Actually, we do know several things:

  • Legally speaking, the referendum result has no immediate effect. It is only advisory. The UK continues to be a member of the EU and is still bound by the EU Treaties and subject to the jurisdiction of the Court of Justice of the European Union.
  • The only legal mechanism for withdrawal is that set out in Article 50 of the Treaty on the European Union (TEU). This requires the UK to issue a formal notice to the European Council (an “Article 50” notice) which will then trigger a two-year period. At the end of that period the UK will automatically stop being an EU Member State whether or not a withdrawal agreement has been reached. It is up to the UK when and if it notifies the European Council of its decision to leave; no timeframe for notification is provided under Article 50.
  • Given the current political situation in the UK and the possibility that the act of triggering Article 50 will have to be brought before Parliament and debated, it may be that an Article 50 notice will not be served until the Autumn at the earliest – and possibly even later. However, the remaining 27 Member States, the European Commission and the European Parliament may be unprepared to engage in informal negotiations until notice has been given. Thus, the UK can expect to come under growing pressure to serve notice sooner rather than later.

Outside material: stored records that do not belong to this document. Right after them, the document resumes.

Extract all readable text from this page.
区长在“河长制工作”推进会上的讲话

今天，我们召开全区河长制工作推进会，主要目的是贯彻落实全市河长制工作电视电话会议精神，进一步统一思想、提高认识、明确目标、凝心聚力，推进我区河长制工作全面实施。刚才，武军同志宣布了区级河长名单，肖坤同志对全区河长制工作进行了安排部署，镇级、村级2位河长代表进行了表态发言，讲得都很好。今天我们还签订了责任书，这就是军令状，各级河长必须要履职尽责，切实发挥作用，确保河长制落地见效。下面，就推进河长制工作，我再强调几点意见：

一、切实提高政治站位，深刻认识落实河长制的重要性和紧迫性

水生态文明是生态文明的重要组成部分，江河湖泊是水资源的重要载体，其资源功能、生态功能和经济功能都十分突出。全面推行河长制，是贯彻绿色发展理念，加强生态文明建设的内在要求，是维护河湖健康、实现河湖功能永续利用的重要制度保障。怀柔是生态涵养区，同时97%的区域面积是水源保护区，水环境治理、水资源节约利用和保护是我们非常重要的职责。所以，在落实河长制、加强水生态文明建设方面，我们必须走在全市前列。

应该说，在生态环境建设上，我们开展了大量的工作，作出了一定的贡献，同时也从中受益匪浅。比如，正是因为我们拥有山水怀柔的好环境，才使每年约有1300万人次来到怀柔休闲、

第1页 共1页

So where does that leave us? The UK has its own legal system which is enforced by its own independent court systems. However, a great deal of law which currently applies in the UK is derived from EU law in two ways:

  • Directly, without the need for any domestic implementing legislation, in the form of EU Regulations; and
  • Indirectly, in the form of EU Directives which have to be implemented by Member States through domestic implementing legislation.

If Brexit requires a repeal of the European Communities Act (ECA), then secondary legislation which is incorporated into UK law by the ECA would be likely to fall away. However, any primary legislation (which has been implemented through a freestanding UK statute to incorporate EU rules into UK law) would still stand. This would cause inconsistencies and gaps in the UK’s legislation which would need to be addressed in the transition period. Post-Brexit, the UK will need to decide how much, if any, EU law it wishes to retain. There is a range of possibilities from a clean break through to mirroring EU law in UK law.

One of the key unknowns when looking at the impact of a Brexit on restructuring and insolvency laws, is what sort of relationship the UK will have with the rest of the EU once its divorce has become final. Will the UK join the EEA? Will it become a member of EFTA but otherwise negotiate bilateral agreements with Member States? Or will it go it alone, negotiating a bespoke solution with each jurisdiction?